Your lifestyle choices can positively or negatively impact these epigenetic mechanisms. Some examples of these lifestyle choices are diet, stress levels, environmental exposures, and sleep patterns.

Here are a few key lifestyle areas that can positively influence your gene expression to help optimize your health.

Sleep: Recharge Your Cells

Sleep is crucial not only for our mental and physical well-being but also for regulating our metabolism and hormone production.

When we consistently deprive ourselves of quality sleep, our hormonal balance can become disrupted. This can potentially contribute to weight gain and hinder weight loss.

Stress Less, Live More

Chronic stress wreaks havoc on the body. This includes negatively impacting our metabolic processes.

Managing your stress through relaxation techniques is a powerful tool for supporting healthy weight management. Some techniques that you can use are aerobics and deep breathing exercises.

Healthy body holding the word detox

Reduce Toxin Exposure: Support Your Detox Organs

We’re exposed to various toxins in our everyday environment, many of which can interfere with the body’s natural detoxification pathways. This impacts metabolic processes, potentially making weight loss more challenging.

Conclusion

There’s never one easy answer to the age-old question, “Why can’t I lose weight?” Remember that weight loss is a complex, multifaceted process.

A strategy that works wonders for one person may not for another because of individual genetic differences.

Genetics may play a role, so remember that achieving optimal weight isn't simply about willpower or restrictive diets but often about understanding our individual genetics, adopting a holistic approach, and harnessing the power of epigenetics to make sustainable, healthy changes.

FAQs About Why Can't I Lose Weight? 

 

Why is my body not letting me lose weight? 

It may feel like your body is working against you when you’re working hard to lose weight and not seeing the scale budge.
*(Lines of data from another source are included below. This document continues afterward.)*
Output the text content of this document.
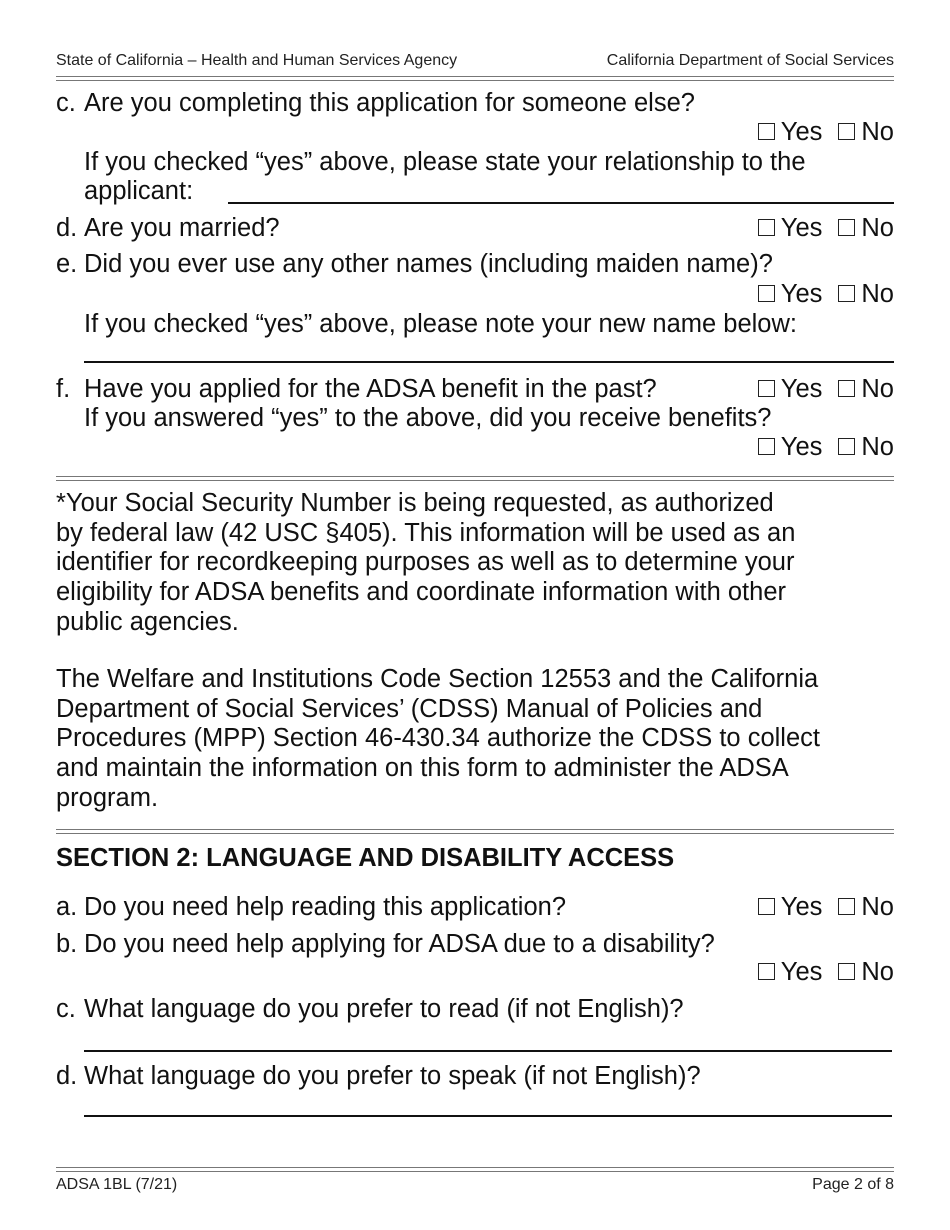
State of California – Health and Human Services Agency	California Department of Social Services
c. Are you completing this application for someone else?
Yes No
If you checked “yes” above, please state your relationship to the
applicant:
d. Are you married?	Yes No
e. Did you ever use any other names (including maiden name)?
Yes No
If you checked “yes” above, please note your new name below:
f. Have you applied for the ADSA benefit in the past?	Yes No
If you answered “yes” to the above, did you receive benefits?
Yes No
*Your Social Security Number is being requested, as authorized
by federal law (42 USC §405). This information will be used as an
identifier for recordkeeping purposes as well as to determine your
eligibility for ADSA benefits and coordinate information with other
public agencies.
The Welfare and Institutions Code Section 12553 and the California
Department of Social Services’ (CDSS) Manual of Policies and
Procedures (MPP) Section 46-430.34 authorize the CDSS to collect
and maintain the information on this form to administer the ADSA
program.
SECTION 2: LANGUAGE AND DISABILITY ACCESS
a. Do you need help reading this application?	Yes No
b. Do you need help applying for ADSA due to a disability?
Yes No
c. What language do you prefer to read (if not English)?
d. What language do you prefer to speak (if not English)?
ADSA 1BL (7/21)	Page 2 of 8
Weight loss can be complex and is often related to factors that might not be immediately apparent.

Some examples are genetics, metabolic rate, underlying health conditions, and hormonal imbalances. Consulting with your healthcare professional for personalized guidance is a great place to start.
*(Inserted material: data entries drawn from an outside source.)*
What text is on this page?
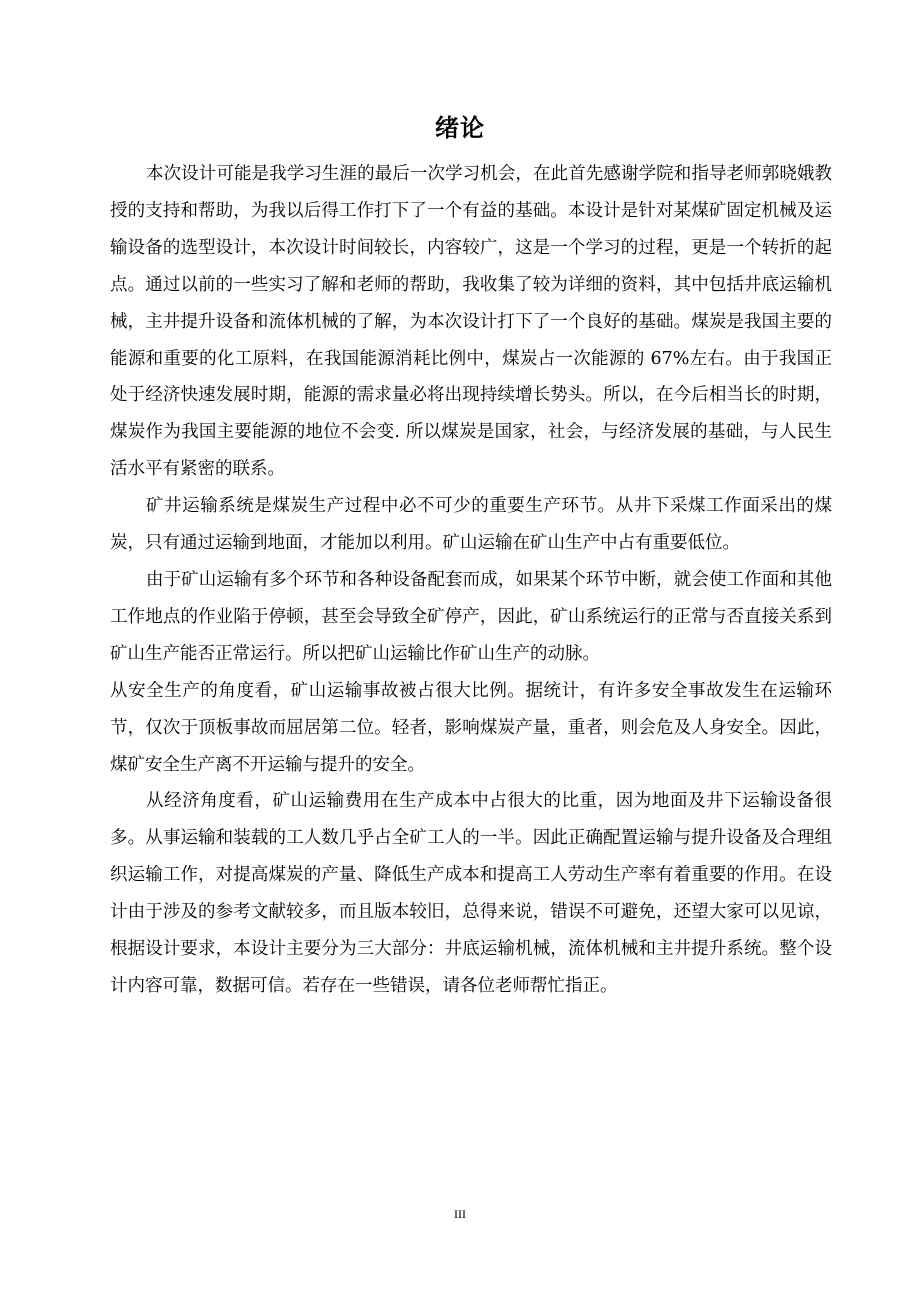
绪论

本次设计可能是我学习生涯的最后一次学习机会，在此首先感谢学院和指导老师郭晓娥教授的支持和帮助，为我以后得工作打下了一个有益的基础。本设计是针对某煤矿固定机械及运输设备的选型设计，本次设计时间较长，内容较广，这是一个学习的过程，更是一个转折的起点。通过以前的一些实习了解和老师的帮助，我收集了较为详细的资料，其中包括井底运输机械，主井提升设备和流体机械的了解，为本次设计打下了一个良好的基础。煤炭是我国主要的能源和重要的化工原料，在我国能源消耗比例中，煤炭占一次能源的 67%左右。由于我国正处于经济快速发展时期，能源的需求量必将出现持续增长势头。所以，在今后相当长的时期，煤炭作为我国主要能源的地位不会变. 所以煤炭是国家，社会，与经济发展的基础，与人民生活水平有紧密的联系。

矿井运输系统是煤炭生产过程中必不可少的重要生产环节。从井下采煤工作面采出的煤炭，只有通过运输到地面，才能加以利用。矿山运输在矿山生产中占有重要低位。

由于矿山运输有多个环节和各种设备配套而成，如果某个环节中断，就会使工作面和其他工作地点的作业陷于停顿，甚至会导致全矿停产，因此，矿山系统运行的正常与否直接关系到矿山生产能否正常运行。所以把矿山运输比作矿山生产的动脉。

从安全生产的角度看，矿山运输事故被占很大比例。据统计，有许多安全事故发生在运输环节，仅次于顶板事故而屈居第二位。轻者，影响煤炭产量，重者，则会危及人身安全。因此，煤矿安全生产离不开运输与提升的安全。

从经济角度看，矿山运输费用在生产成本中占很大的比重，因为地面及井下运输设备很多。从事运输和装载的工人数几乎占全矿工人的一半。因此正确配置运输与提升设备及合理组织运输工作，对提高煤炭的产量、降低生产成本和提高工人劳动生产率有着重要的作用。在设计由于涉及的参考文献较多，而且版本较旧，总得来说，错误不可避免，还望大家可以见谅，根据设计要求，本设计主要分为三大部分：井底运输机械，流体机械和主井提升系统。整个设计内容可靠，数据可信。若存在一些错误，请各位老师帮忙指正。

III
Why can’t I lose weight even though I’m trying?

It can be beyond discouraging when it feels like you're doing everything right. You may be eating clean, exercising regularly, and managing stress levels, yet those extra pounds seem to stubbornly cling on.

It's essential to focus on healthy lifestyle habits, but it's also crucial to understand that the answer to the question "Why can't I lose weight?” is a complex one and varies from person to person.

What is blocking my weight loss?

 

Weight loss plateaus are normal, so don’t give up. The reasons for weight loss plateaus vary. It’s sometimes difficult to pinpoint the culprit.

Some things that can cause weight loss plateaus are underlying health conditions and hormonal imbalances. One example of an underlying health condition is hypothyroidism.

An example of a hormonal imbalance is insulin resistance. Other culprits can be nutritional deficiencies and even chronic sleep deprivation.

Why am I not losing weight when I exercise and diet? 

First off, kudos to you for prioritizing your health with exercise and healthy eating habits. If you're consistently exercising and eating a proper diet but still find yourself wondering "Why am I not losing weight?" it could be helpful to evaluate a few key areas.

 

First, consider what “diet” means to you. Many diets are extremely restrictive, promoting a severe calorie deficit, which may backfire.

Second, although exercise is very important, it’s essential to prioritize proper sleep. This will support muscle recovery and hormonal balance for long-term, healthy weight loss success.